1). The estimated startup overhead (time consumed before the output scan starts, such as the time to schedule in a sorting node).

2). The estimated total overhead.

3). The estimated number of rows output by the planning node.

4). The estimated average line width (units: bytes) of the planned node.

The calculation unit of overhead here is the number of accesses to disk pages. For example, 1.0 will represent the order of disk page readings in one order. The overhead of the upper node will include the overhead of all its child nodes. The output rows here are not the number of rows processed/scanned by the planning node, and are usually smaller. Generally speaking, the expected number of rows at the top level will be closer to the number of rows actually returned by the query.

Now we execute the following query based on the system table:

SELECT relpages, reltuples FROM pg_class WHERE relname = 'tenk1';

From the query results, we can see that the tenk1 table occupies 358 disk pages and 10,000 records. However, in order to calculate the cost value, we still need to know another system parameter value.

postgres=# show cpu_tuple_cost;
   cpu_tuple_cost
  ----------------
   0.01
  (1 row)
cost = 458(Number of disk pages) + 10000(Number of rows) * 0.01(cpu_tuple_costSystem parameter values

Supplement: postgresql SQL COUNT(DISTNCT FIELD) optimization

background

Statistics all the total number of keywords in a certain period of time, and also contains null (statistics has 400w+ data, the table size is 600M), so

Write out sql:

select count(distinct keyword) +1 as count from statistics;

question

Although it is a background query, it is too slow and the execution time is 38.6s. How to optimize it?

solve

Method 1 (Treatment of symptoms)

Execute this regularly, then cache the SQL results, and then the program accesses the cache results. The page access is faster, but in essence, the problem of slow SQL execution has not been solved.
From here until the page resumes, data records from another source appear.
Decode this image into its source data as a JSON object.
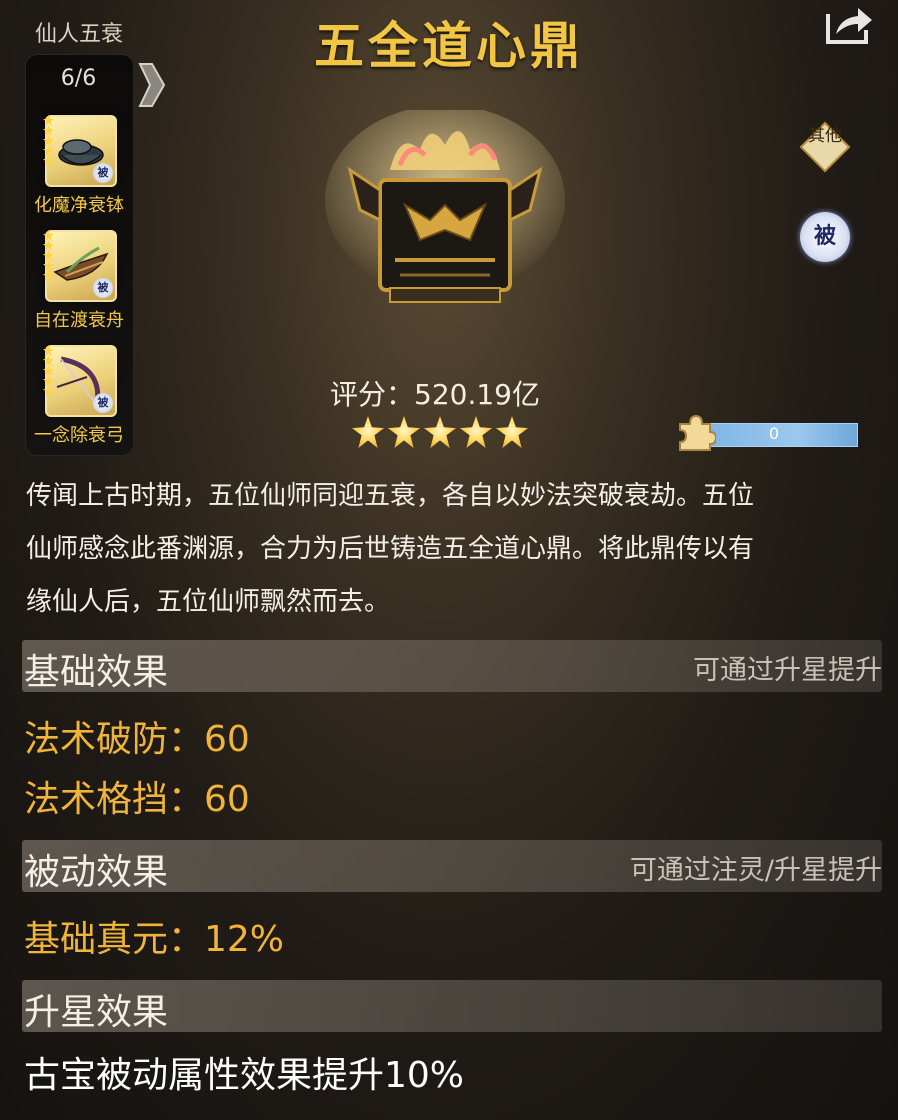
{
  "set": {
    "caption": "仙人五衰",
    "count": "6/6",
    "items": [
      {
        "name": "化魔净衰钵",
        "badge": "被"
      },
      {
        "name": "自在渡衰舟",
        "badge": "被"
      },
      {
        "name": "一念除衰弓",
        "badge": "被"
      }
    ]
  },
  "item": {
    "title": "五全道心鼎",
    "score": "评分：520.19亿",
    "stars": 5,
    "fragment_value": "0",
    "tag_other": "其他",
    "tag_passive": "被",
    "description_lines": [
      "传闻上古时期，五位仙师同迎五衰，各自以妙法突破衰劫。五位",
      "仙师感念此番渊源，合力为后世铸造五全道心鼎。将此鼎传以有",
      "缘仙人后，五位仙师飘然而去。"
    ]
  },
  "sections": {
    "base": {
      "title": "基础效果",
      "hint": "可通过升星提升",
      "stats": [
        "法术破防：60",
        "法术格挡：60"
      ]
    },
    "passive": {
      "title": "被动效果",
      "hint": "可通过注灵/升星提升",
      "stats": [
        "基础真元：12%"
      ]
    },
    "star": {
      "title": "升星效果",
      "text": "古宝被动属性效果提升10%"
    }
  },
  "colors": {
    "title_gold": "#f2c643",
    "stat_orange": "#f0b43a",
    "set_name_gold": "#f1c84a",
    "fragment_bar": "#8fc0ea"
  },
  "icons": [
    "share-icon",
    "arrow-right-icon",
    "puzzle-fragment-icon",
    "star-icon"
  ]
}
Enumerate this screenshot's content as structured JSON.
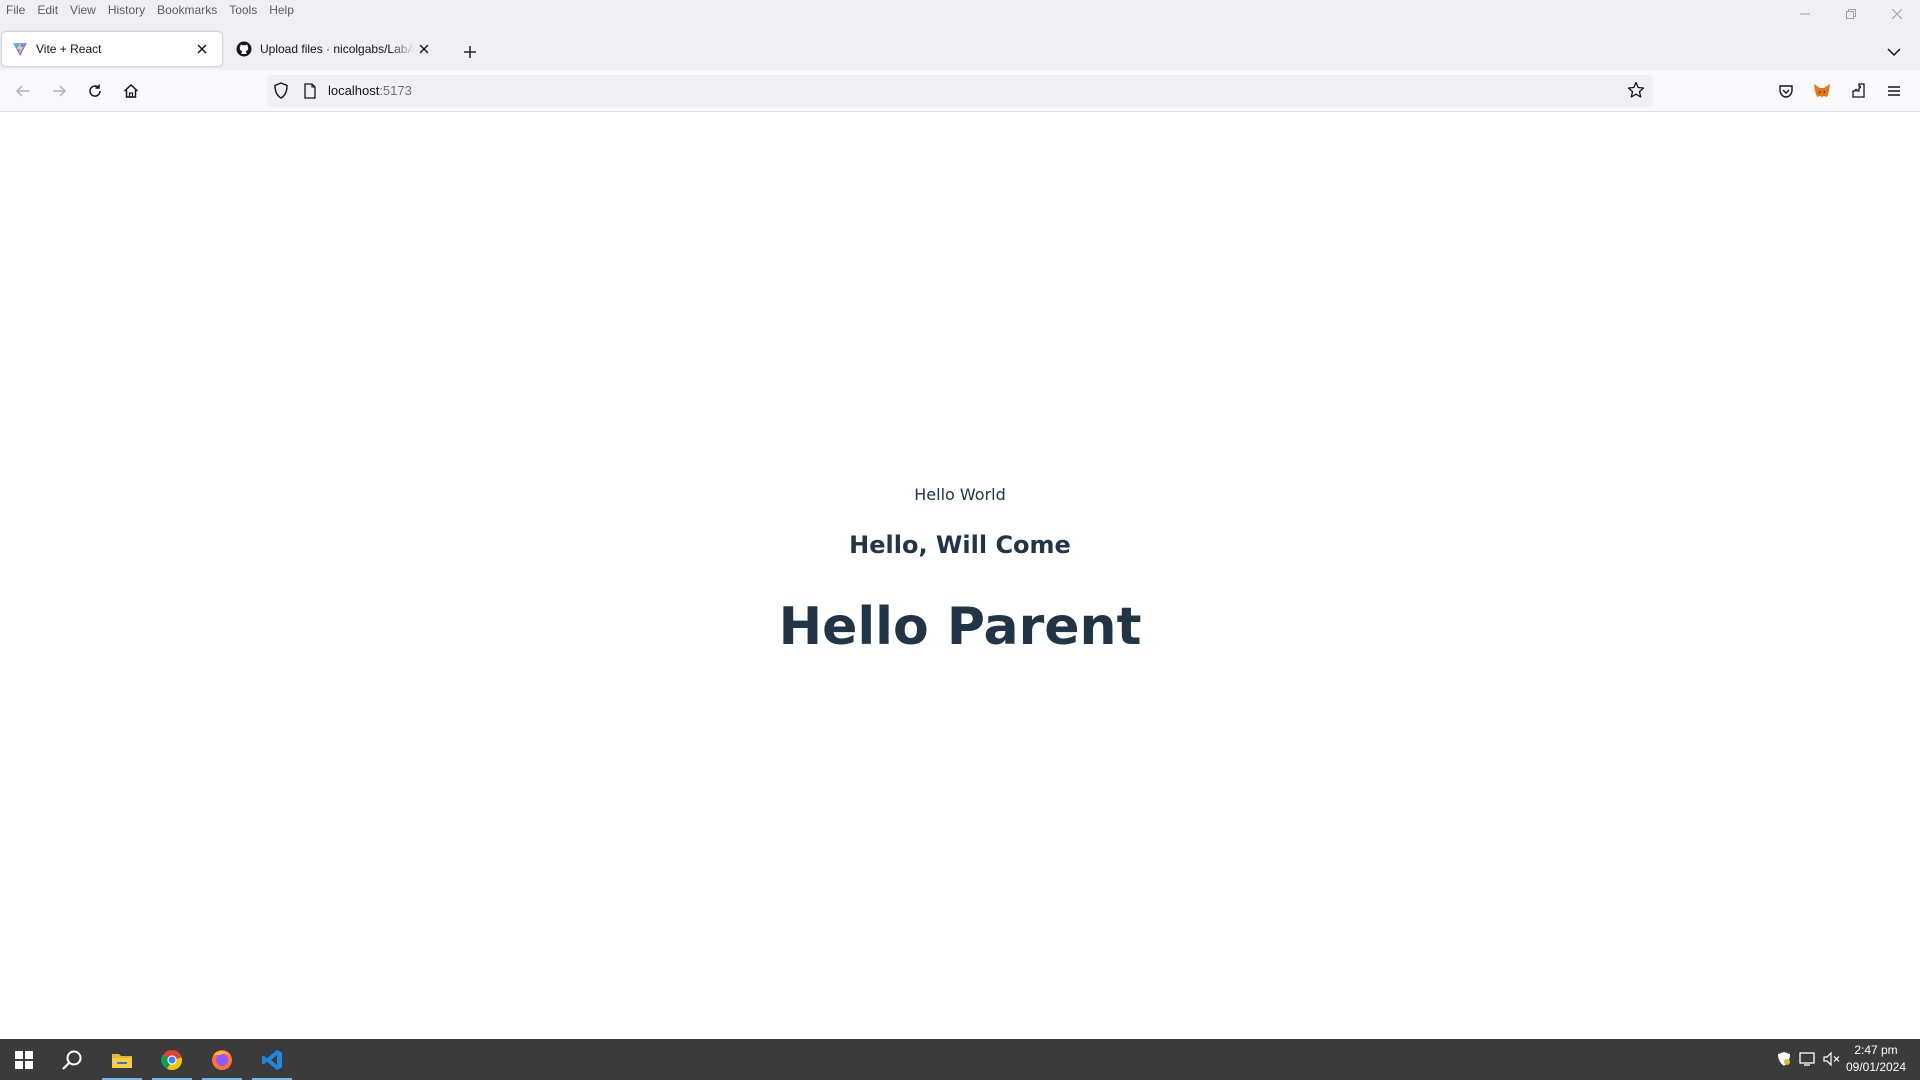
{
  "menu": [
    "File",
    "Edit",
    "View",
    "History",
    "Bookmarks",
    "Tools",
    "Help"
  ],
  "tabs": [
    {
      "title": "Vite + React",
      "icon": "vite-icon",
      "active": true
    },
    {
      "title": "Upload files · nicolgabs/LabActividad",
      "icon": "github-icon",
      "active": false
    }
  ],
  "url": {
    "host": "localhost",
    "port": ":5173"
  },
  "page": {
    "hello_world": "Hello World",
    "hello_will_come": "Hello, Will Come",
    "hello_parent": "Hello Parent"
  },
  "toolbar_icons": [
    "back-icon",
    "forward-icon",
    "reload-icon",
    "home-icon",
    "shield-icon",
    "page-icon",
    "bookmark-star-icon",
    "pocket-icon",
    "metamask-icon",
    "extensions-icon",
    "menu-icon"
  ],
  "taskbar": {
    "apps": [
      "windows-start-icon",
      "search-icon",
      "file-explorer-icon",
      "chrome-icon",
      "firefox-icon",
      "vscode-icon"
    ],
    "time": "2:47 pm",
    "date": "09/01/2024"
  },
  "colors": {
    "text": "#213547",
    "chrome_bg": "#f0f0f4",
    "taskbar_bg": "#3b3b3b"
  }
}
Method 2 (Remedy for the root cause)

To optimize SQL, first of all, let’s talk about why count(distinct FIELD) is so slow. I won’t go into details here, please read this article:https:///article/

Optimized content:

select count( distinct FIELD ) from table

Modified to

select count(1) from (select distinct FIELD from table) as foo;

Compare

Execute process comparison, you can use the explore anaylze sql statement to view it

The above is personal experience. I hope you can give you a reference and I hope you can support me more. If there are any mistakes or no complete considerations, I would like to give you advice.